Canicule marine : "La Méditerranée se tropicalise", affirme Jean-Pierre Gattuso, chercheur CNRS
"La Méditerranée se tropicalise", a affirmé vendredi 21 juillet sur franceinfo Jean-Pierre Gattuso, chercheur CNRS au Laboratoire d'océanographie de Villefranche-sur-Mer (Alpes-Maritimes), alors qu'une canicule marine touche le bassin méditerranéen, avec des températures allant jusqu'à 30° localement, avec des conséquences sur la faune et la flore. Pour Jean-Pierre Gattuso, deux années consécutives en canicule est "une surprise". Il alerte sur les "mortalités massives" d'espèces constatées et l'apparition de "nouveaux prédateurs" en Méditerranée.
franceinfo : Est-ce que ces températures vous surprennent et vous préoccupent ?
Jean-Pierre Gattuso : Pour la communauté scientifique, ce n'est pas une surprise. Ce qui est une surprise, c'est la rapidité. On a eu une canicule extrêmement intense en Méditerranée l'année dernière, 134 jours, avec une température record de 29,1° à Villefranche-sur-Mer. Donc on peut considérer que la Méditerranée se tropicalise. À 29°, c'est typiquement une température que l'on rencontre dans la zone tropicale. Évidemment, ça redescend en hiver. Mais même la température hivernale en Méditerranée, qui est en gros de 13° sur nos côtes, augmente elle aussi. Beaucoup moins vite, mais elle augmente aussi. On se retrouve avec consécutivement deux années en canicule, alors qu'auparavant ces canicules marines étaient espacées de plusieurs années. Donc on a l'impression d'un emballement qui nous surprend. Des collègues italiens ont signalé des températures bien plus élevées, 30°. C'est du jamais vu en Méditerranée.
"On observe ces températures dans le golfe arabo-persique. Mais en Méditerranée, c'est absolument du jamais vu. J'espère que l'on n'y arrivera pas parce que les conséquences sont vraiment catastrophiques."
Jean-Pierre Gattusoà franceinfo
Quelles sont ces conséquences ?
On observe tout d'abord des mortalités massives. On observe aussi des mouvements d'espèces, des migrations. Les espèces qui le peuvent, qui sont mobiles, se déplacent. On a par exemple une affluence de poissons d'origine de zones tempérées qui montent dans l'Arctique ou sur les côtes de l'Islande. Donc ce sont des bonnes nouvelles pour ces pays-là. En revanche, c'est une très mauvaise nouvelle pour la zone intertropicale qui voit ses populations de poissons se réduire de plus en plus. Il y a une certaine injustice parce que ce sont des pays qui ne sont pour pas grand-chose dans le changement climatique et ce sont eux qui en payent le prix en premier.

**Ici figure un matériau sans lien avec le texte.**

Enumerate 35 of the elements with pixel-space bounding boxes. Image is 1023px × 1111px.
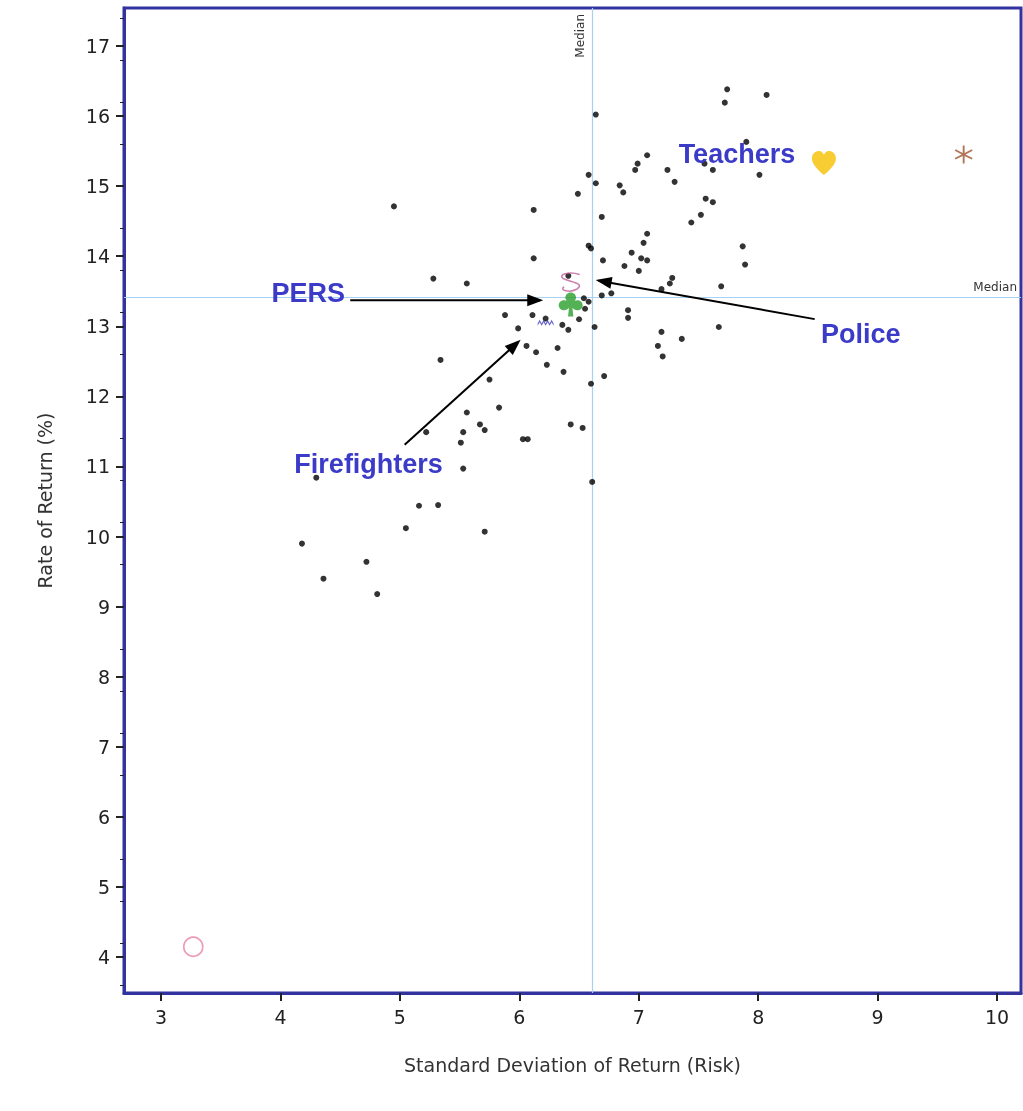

Vous parlez de mortalités, de disparition de certaines espèces. Est-ce qu'à un, deux ou trois degrés de différence, ces espèces peuvent ne pas survivre dans l'eau ?

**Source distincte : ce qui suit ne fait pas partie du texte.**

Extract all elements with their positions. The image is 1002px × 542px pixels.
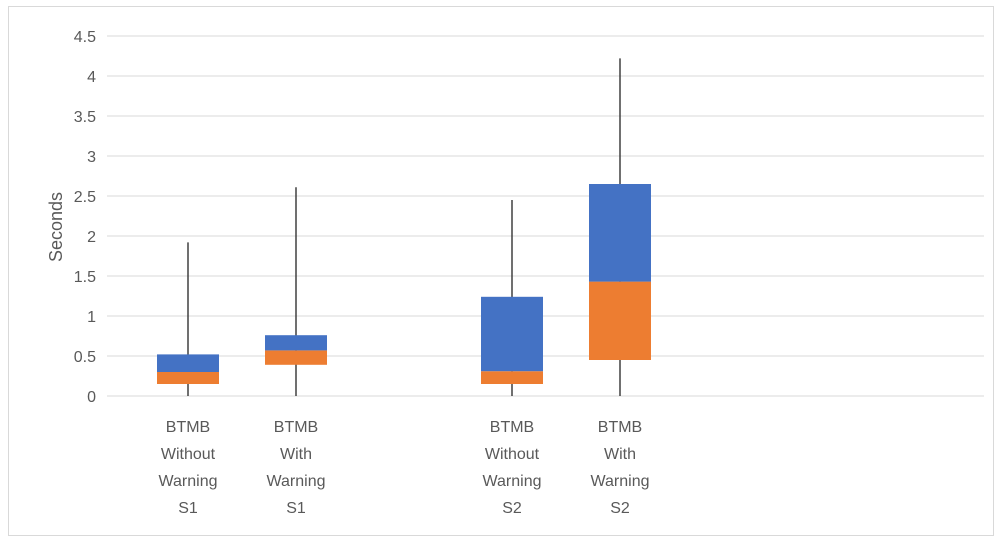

Prenons le cas des coraux par exemple. Ils ne meurent pas tous à 100 %. Quand on parle de mortalité massive, il y a beaucoup d'individus qui meurent, mais il en reste quelques-uns, parce qu'ils ont la capacité de résister. Mais avec l'augmentation de la fréquence et de l'intensité de ces vagues de chaleur marine, l'année suivante il y a encore une fraction qui va mourir, et l'année d'après aussi. Donc on ne peut pas envisager un véritable retour à la normale si la fréquence de ces évènements est trop rapide.
Est-ce que l'on voit, à travers les migrations, apparaître des espèces dans certaines zones marines qui n'y avaient jamais été auparavant ?
Oui. On peut citer la Méditerranée. Il y a environ 1 000 espèces de la mer Rouge qui ont réussi à s'installer en Méditerranée en passant par le canal de Suez. C'est une autre manifestation de la tropicalisation de la mer Méditerranée, puisque la mer Rouge est une mer tropicale. Toutes ne posent pas de problèmes, loin de là, mais certaines entrent en compétition avec des espèces natives de la Méditerranée. Par exemple le poisson-lapin, qui est excessivement vorace, qui entre en compétition avec d'autres poissons herbivores. Cela fait de nouveaux prédateurs.